Federal unions and management associations have kicked their lobbying efforts into full gear against the bill. They haven’t minced words, either.
“This bill is simply wrongheaded, misguided and based on false assumptions,” said National Treasury Employees Union president Colleen Kelley in a release.
“H.R. 3029 represents an unusually thoughtless approach toward the management of the federal civil service as well as an obvious political payoff to contractors by the bill’s sponsors,” said American Federation of Government Employees legislative director Beth Moten in a letter to committee chairman Darrell Issa (R-Calif.) and ranking member Elijah Cummings (D-Md.).
She said Mulvaney wants “agencies to have no choice but to use contractors instead of federal employees-even when work can be performed more efficiently by federal employees or the work is sufficiently important and/or sensitive as to require performance by federal employees.”

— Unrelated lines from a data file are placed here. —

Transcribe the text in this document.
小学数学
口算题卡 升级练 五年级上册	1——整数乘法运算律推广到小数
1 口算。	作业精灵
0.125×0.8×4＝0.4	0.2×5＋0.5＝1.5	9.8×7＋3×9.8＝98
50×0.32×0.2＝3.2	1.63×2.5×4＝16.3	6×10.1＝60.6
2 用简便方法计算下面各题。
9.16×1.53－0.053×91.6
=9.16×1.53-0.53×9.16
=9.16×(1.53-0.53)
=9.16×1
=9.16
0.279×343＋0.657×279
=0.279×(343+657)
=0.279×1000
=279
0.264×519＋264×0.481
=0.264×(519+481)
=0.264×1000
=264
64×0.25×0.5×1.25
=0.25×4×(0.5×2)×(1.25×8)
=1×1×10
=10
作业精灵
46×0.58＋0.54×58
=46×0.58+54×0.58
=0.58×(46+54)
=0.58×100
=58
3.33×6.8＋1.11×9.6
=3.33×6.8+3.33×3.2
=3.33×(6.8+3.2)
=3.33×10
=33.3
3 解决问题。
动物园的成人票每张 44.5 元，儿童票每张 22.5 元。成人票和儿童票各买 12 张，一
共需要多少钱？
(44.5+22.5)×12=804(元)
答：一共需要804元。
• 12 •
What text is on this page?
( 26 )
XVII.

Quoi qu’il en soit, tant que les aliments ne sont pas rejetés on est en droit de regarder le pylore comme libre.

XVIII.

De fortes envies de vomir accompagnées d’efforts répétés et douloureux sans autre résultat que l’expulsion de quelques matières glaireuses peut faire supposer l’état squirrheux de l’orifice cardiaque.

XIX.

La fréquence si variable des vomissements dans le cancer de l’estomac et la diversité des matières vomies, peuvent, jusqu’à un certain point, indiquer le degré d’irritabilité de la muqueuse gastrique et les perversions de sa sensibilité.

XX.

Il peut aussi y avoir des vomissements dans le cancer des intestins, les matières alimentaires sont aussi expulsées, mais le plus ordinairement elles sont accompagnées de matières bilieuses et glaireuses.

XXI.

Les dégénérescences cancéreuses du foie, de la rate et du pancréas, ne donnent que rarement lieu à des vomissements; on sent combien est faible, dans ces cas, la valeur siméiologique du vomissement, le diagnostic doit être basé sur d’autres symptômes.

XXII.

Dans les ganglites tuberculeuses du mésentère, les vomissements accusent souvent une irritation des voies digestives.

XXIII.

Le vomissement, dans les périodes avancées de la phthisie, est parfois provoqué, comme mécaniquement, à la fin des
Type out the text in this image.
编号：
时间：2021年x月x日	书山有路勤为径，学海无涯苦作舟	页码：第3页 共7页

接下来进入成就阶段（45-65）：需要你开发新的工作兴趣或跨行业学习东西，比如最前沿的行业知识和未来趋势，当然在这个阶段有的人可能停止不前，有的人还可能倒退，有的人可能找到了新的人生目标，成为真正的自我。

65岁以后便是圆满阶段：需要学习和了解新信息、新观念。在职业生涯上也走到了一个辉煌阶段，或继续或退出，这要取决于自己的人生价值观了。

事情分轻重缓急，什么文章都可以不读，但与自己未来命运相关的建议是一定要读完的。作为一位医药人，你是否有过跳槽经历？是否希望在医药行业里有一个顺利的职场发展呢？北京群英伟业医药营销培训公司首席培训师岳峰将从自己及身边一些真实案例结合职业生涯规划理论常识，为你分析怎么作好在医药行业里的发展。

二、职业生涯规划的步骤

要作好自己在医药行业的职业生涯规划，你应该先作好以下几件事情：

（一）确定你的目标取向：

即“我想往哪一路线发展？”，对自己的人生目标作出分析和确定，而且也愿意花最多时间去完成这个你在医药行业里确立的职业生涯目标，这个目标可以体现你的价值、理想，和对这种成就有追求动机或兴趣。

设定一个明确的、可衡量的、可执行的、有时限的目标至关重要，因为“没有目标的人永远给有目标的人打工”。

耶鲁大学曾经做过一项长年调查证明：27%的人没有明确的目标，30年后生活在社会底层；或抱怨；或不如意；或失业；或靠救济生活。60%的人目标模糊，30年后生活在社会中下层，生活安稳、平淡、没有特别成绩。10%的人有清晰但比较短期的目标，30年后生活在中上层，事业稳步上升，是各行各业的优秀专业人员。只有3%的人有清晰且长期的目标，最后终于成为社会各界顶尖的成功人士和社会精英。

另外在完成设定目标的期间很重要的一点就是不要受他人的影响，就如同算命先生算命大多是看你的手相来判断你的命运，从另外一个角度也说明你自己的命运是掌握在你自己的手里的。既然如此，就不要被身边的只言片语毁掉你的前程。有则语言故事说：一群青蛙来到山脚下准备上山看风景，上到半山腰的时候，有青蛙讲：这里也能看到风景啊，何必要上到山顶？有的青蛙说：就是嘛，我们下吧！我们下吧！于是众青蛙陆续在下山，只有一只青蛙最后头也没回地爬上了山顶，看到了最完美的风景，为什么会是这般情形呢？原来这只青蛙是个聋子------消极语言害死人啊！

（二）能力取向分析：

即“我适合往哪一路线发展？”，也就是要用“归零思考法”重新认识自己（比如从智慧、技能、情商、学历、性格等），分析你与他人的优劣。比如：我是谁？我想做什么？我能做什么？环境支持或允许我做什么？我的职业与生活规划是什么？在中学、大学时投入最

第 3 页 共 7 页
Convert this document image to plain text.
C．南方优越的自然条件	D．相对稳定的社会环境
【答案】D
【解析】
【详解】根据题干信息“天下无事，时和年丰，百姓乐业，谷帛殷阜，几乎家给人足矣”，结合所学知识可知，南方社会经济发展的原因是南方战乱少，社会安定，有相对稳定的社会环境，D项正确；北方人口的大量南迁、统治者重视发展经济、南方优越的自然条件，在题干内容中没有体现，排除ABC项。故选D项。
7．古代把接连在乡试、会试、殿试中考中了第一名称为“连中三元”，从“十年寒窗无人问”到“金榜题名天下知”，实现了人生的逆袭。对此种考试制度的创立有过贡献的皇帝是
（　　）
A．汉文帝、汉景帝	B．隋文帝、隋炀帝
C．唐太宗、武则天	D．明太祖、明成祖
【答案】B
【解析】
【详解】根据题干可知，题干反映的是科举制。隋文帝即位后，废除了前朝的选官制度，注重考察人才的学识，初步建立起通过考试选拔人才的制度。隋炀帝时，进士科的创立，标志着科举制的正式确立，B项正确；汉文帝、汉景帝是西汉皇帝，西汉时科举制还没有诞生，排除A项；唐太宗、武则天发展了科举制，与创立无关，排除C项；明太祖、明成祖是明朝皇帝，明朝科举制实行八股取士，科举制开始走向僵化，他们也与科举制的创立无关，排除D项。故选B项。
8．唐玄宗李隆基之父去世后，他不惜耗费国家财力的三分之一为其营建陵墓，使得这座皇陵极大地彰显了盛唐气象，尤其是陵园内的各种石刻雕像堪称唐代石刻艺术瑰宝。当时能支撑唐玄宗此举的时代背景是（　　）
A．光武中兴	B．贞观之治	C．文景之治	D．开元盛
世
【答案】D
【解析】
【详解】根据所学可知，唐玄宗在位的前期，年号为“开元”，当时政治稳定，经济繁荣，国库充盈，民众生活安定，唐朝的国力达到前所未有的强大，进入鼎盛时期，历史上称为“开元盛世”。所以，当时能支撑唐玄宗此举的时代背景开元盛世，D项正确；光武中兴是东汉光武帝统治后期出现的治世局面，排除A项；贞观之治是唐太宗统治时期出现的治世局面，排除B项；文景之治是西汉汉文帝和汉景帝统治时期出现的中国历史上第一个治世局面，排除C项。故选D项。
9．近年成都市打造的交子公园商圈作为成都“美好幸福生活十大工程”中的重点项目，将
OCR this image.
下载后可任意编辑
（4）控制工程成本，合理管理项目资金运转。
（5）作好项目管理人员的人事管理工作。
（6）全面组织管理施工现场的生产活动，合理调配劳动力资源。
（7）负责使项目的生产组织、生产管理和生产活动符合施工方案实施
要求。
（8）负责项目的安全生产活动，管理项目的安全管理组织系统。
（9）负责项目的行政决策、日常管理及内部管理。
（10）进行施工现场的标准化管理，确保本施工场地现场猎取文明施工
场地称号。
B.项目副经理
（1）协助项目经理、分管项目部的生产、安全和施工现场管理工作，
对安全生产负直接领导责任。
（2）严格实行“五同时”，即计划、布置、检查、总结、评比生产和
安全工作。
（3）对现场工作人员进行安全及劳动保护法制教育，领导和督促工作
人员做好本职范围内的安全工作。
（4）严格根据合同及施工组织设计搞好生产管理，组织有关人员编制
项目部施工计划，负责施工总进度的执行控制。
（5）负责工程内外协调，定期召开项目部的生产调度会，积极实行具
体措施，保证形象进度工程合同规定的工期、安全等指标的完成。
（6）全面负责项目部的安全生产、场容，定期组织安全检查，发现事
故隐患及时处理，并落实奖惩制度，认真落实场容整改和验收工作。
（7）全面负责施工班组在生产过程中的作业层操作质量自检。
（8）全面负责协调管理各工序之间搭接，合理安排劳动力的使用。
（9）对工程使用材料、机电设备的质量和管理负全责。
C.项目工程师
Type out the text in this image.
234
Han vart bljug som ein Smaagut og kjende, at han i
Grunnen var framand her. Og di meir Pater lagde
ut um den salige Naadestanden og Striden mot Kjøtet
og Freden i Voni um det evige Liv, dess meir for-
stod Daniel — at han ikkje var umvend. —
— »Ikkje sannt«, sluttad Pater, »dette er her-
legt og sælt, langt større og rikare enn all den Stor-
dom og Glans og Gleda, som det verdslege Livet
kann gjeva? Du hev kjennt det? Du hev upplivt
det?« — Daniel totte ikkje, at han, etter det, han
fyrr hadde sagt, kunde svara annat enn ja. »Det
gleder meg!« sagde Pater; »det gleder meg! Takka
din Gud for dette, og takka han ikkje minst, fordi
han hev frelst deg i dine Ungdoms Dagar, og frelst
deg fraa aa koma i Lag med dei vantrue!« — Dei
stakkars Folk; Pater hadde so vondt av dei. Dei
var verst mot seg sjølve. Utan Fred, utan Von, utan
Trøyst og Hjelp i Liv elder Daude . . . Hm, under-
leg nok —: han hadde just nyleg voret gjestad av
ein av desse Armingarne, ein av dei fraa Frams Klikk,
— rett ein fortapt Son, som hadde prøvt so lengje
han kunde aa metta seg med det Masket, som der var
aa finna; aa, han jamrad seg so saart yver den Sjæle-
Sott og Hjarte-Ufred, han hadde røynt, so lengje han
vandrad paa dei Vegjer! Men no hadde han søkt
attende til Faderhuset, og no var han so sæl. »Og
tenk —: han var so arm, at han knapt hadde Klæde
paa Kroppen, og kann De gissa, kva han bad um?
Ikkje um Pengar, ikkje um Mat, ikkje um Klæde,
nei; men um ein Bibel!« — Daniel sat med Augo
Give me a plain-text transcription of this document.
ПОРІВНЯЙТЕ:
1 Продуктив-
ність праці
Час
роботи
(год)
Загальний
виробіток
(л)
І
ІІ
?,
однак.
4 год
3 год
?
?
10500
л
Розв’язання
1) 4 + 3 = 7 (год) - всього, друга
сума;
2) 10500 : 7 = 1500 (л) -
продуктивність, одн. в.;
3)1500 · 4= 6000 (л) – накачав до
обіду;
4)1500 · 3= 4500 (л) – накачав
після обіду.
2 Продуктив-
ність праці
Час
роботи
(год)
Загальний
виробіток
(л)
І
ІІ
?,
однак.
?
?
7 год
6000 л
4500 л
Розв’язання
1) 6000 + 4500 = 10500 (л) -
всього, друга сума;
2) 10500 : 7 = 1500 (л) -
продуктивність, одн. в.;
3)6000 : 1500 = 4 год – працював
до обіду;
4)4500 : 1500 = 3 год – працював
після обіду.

Workforce cuts in the 1990s forced agencies to hire contractors to fulfill services, said the Government Managers Coalition in their letter to Issa and Cummings.
“Ultimately, neither the cost nor the true size of the actual federal workforce (including contractors) shrank during this time,” they said.
A spokesperson for committee Democrats said they may offer amendments to give agencies more flexibility to manage their workloads and programs within a reduced budget, exempt agencies that serve veterans from the cuts and require agencies to report on programs and services that would be hurt by these reductions.
The committee also will mark up other bills tomorrow.